Reinforcement learning is a technique, common in computer science, in which a computer system learns how best to solve some problem through trial-and-error. Classic applications of reinforcement learning involve problems as diverse as robot navigation, network administration, and automated surveillance.
At the Association for Uncertainty in Artificial Intelligence’s annual conference this summer, researchers from MIT’s Laboratory for Information and Decision Systems (LIDS) and Computer Science and Artificial Intelligence Laboratory will present a new reinforcement-learning algorithm that, for a wide range of problems, allows computer systems to find solutions much more efficiently than previous algorithms did.
The paper also represents the first application of a new programming framework that the researchers developed, which makes it much easier to set up and run reinforcement-learning experiments. Alborz Geramifard, a LIDS postdoc and first author of the new paper, hopes that the software, dubbed RLPy (for reinforcement learning and Python, the programming language it uses), will allow researchers to more efficiently test new algorithms and compare algorithms’ performance on different tasks. It could also be a useful tool for teaching computer-science students about the principles of reinforcement learning.
Geramifard developed RLPy with Robert Klein, a master’s student in MIT’s Department of Aeronautics and Astronautics. RLPy and its source code were both released online in April.

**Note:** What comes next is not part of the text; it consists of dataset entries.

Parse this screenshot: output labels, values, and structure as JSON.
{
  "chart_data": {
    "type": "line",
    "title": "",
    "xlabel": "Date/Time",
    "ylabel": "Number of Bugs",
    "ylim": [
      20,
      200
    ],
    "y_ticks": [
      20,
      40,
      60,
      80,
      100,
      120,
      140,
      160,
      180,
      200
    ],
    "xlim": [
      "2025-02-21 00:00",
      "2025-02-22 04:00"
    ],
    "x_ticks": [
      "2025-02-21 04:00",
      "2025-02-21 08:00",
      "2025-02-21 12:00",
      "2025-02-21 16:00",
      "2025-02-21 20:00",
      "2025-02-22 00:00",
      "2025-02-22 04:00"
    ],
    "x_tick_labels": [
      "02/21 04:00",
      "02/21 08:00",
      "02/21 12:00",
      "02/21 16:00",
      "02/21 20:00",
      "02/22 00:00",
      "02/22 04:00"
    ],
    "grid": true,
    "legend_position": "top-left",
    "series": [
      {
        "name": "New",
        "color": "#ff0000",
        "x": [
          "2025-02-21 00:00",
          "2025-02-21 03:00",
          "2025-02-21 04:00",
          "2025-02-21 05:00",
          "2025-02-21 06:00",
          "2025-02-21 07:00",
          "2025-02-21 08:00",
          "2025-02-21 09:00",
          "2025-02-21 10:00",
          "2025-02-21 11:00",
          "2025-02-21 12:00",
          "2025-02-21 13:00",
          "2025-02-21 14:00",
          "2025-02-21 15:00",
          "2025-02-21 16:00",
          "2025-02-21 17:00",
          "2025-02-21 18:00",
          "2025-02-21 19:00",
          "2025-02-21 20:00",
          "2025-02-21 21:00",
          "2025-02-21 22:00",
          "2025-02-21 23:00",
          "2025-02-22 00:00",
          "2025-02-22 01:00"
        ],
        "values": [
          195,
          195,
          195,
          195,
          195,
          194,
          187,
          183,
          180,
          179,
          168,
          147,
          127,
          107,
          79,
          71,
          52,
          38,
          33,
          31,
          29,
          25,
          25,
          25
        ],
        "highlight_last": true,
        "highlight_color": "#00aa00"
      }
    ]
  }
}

Every reinforcement-learning experiment involves what’s called an agent, which in artificial-intelligence research is often a computer system being trained to perform some task. The agent might be a robot learning to navigate its environment, or a software agent learning how to automatically manage a computer network. The agent has reliable information about the current state of some system: The robot might know where it is in a room, while the network administrator might know which computers in the network are operational and which have shut down. But there’s some information the agent is missing — what obstacles the room contains, for instance, or how computational tasks are divided up among the computers.
Finally, the experiment involves a “reward function,” a quantitative measure of the progress the agent is making on its task. That measure could be positive or negative: The network administrator, for instance, could be rewarded for every failed computer it gets up and running but penalized for every computer that goes down.
The goal of the experiment is for the agent to learn a set of policies that will maximize its reward, given any state of the system. Part of that process is to evaluate each new policy over as many states as possible. But exhaustively canvassing all of the system’s states could be prohibitively time-consuming.
Consider, for instance, the network-administration problem. Suppose that the administrator has observed that in several cases, rebooting just a few computers restored the whole network. Is that a generally applicable solution?